Estive revisitando o Livro de Mágoas da escritora portuguesa Florbela da Conceição Espanca.
Aí está uma pessoa que soube sofrer com elegância!
E ela sabia exatamente para quem escrevia; um seleto público de leitores sofredores, daqueles que encaram a dor de frente, olhos nos olhos, estando ou não com medo, esses não saberiam sorrir, guardando dentro de si, um gesto de covardia.

Florbela diz nos primeiros versos desse livro:

"Este livro é de mágoas.

Desgraçados que no mundo passais, chorai ao lê-lo!

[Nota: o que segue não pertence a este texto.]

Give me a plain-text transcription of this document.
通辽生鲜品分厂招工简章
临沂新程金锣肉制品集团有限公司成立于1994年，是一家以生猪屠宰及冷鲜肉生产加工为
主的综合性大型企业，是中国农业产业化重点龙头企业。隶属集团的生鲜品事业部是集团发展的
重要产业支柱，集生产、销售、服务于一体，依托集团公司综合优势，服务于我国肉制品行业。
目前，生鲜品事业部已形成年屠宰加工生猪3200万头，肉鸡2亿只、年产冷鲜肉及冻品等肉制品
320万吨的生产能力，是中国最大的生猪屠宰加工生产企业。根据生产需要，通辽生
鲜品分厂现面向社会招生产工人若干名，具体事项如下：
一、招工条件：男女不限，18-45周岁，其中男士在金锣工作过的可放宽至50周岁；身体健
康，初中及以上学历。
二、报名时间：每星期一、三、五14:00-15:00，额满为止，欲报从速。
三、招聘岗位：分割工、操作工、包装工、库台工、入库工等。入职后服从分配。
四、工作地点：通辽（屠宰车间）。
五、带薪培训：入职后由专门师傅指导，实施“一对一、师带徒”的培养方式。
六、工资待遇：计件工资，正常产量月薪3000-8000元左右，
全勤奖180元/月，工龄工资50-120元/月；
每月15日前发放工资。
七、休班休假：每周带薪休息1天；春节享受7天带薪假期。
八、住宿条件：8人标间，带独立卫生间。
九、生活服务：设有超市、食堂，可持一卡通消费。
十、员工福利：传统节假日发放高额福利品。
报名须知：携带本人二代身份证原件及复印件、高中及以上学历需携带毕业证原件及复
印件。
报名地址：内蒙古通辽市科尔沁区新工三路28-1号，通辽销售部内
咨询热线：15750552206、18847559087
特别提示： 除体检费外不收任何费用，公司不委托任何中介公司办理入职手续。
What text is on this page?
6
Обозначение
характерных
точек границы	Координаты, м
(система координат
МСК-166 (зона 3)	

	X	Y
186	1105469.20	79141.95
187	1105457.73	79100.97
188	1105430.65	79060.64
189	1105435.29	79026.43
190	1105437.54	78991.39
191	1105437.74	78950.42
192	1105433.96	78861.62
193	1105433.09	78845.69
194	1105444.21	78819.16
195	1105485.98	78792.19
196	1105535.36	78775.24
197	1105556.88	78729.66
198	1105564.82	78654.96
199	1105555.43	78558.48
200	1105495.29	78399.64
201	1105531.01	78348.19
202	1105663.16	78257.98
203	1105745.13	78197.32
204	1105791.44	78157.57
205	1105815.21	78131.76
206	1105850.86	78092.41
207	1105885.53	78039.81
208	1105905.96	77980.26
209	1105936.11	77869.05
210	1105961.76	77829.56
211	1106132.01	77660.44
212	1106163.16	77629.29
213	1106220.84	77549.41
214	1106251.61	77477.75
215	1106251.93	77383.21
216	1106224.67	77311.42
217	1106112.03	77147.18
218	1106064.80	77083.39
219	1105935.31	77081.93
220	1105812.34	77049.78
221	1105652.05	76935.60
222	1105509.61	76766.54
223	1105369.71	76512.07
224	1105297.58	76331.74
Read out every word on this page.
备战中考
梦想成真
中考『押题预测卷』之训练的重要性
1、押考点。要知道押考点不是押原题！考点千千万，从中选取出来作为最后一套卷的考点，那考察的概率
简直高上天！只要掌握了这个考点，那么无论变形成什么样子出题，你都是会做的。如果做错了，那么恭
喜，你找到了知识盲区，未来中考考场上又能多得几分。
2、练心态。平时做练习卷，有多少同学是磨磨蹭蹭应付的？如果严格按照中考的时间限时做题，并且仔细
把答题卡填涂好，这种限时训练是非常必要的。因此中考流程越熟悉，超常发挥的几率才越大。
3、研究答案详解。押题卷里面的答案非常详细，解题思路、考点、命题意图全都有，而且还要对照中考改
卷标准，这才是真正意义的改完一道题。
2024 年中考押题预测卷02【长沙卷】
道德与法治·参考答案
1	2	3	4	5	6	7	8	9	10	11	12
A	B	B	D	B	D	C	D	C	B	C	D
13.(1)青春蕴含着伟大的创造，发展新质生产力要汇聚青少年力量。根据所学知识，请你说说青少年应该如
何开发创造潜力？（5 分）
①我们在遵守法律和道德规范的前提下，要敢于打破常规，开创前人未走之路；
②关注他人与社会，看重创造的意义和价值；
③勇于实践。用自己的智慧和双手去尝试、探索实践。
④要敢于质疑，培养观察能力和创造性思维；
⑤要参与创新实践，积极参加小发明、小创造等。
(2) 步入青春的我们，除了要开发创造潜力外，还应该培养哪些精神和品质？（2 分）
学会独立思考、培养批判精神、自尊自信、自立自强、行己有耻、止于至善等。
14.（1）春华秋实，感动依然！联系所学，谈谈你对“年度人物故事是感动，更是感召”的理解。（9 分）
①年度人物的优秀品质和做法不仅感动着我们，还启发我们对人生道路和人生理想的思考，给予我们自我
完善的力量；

Somente a vossa dor de Torturados pode,

talvez, senti-lo... e compreendê-lo..."

Então você me perguntaria, e quem é que pensa em elegância na hora do desespero? Bem, não é na hora exata, é depois, é no momento da mágoa, na hora de remoer, nessa hora tem gente que mastiga a mágoa com a boca aberta, e fica ali ruminando, ruminando, mas há os que mastigam elegantemente, de boca fechada, e com o garfo deposita, calmamente, o caroço no prato.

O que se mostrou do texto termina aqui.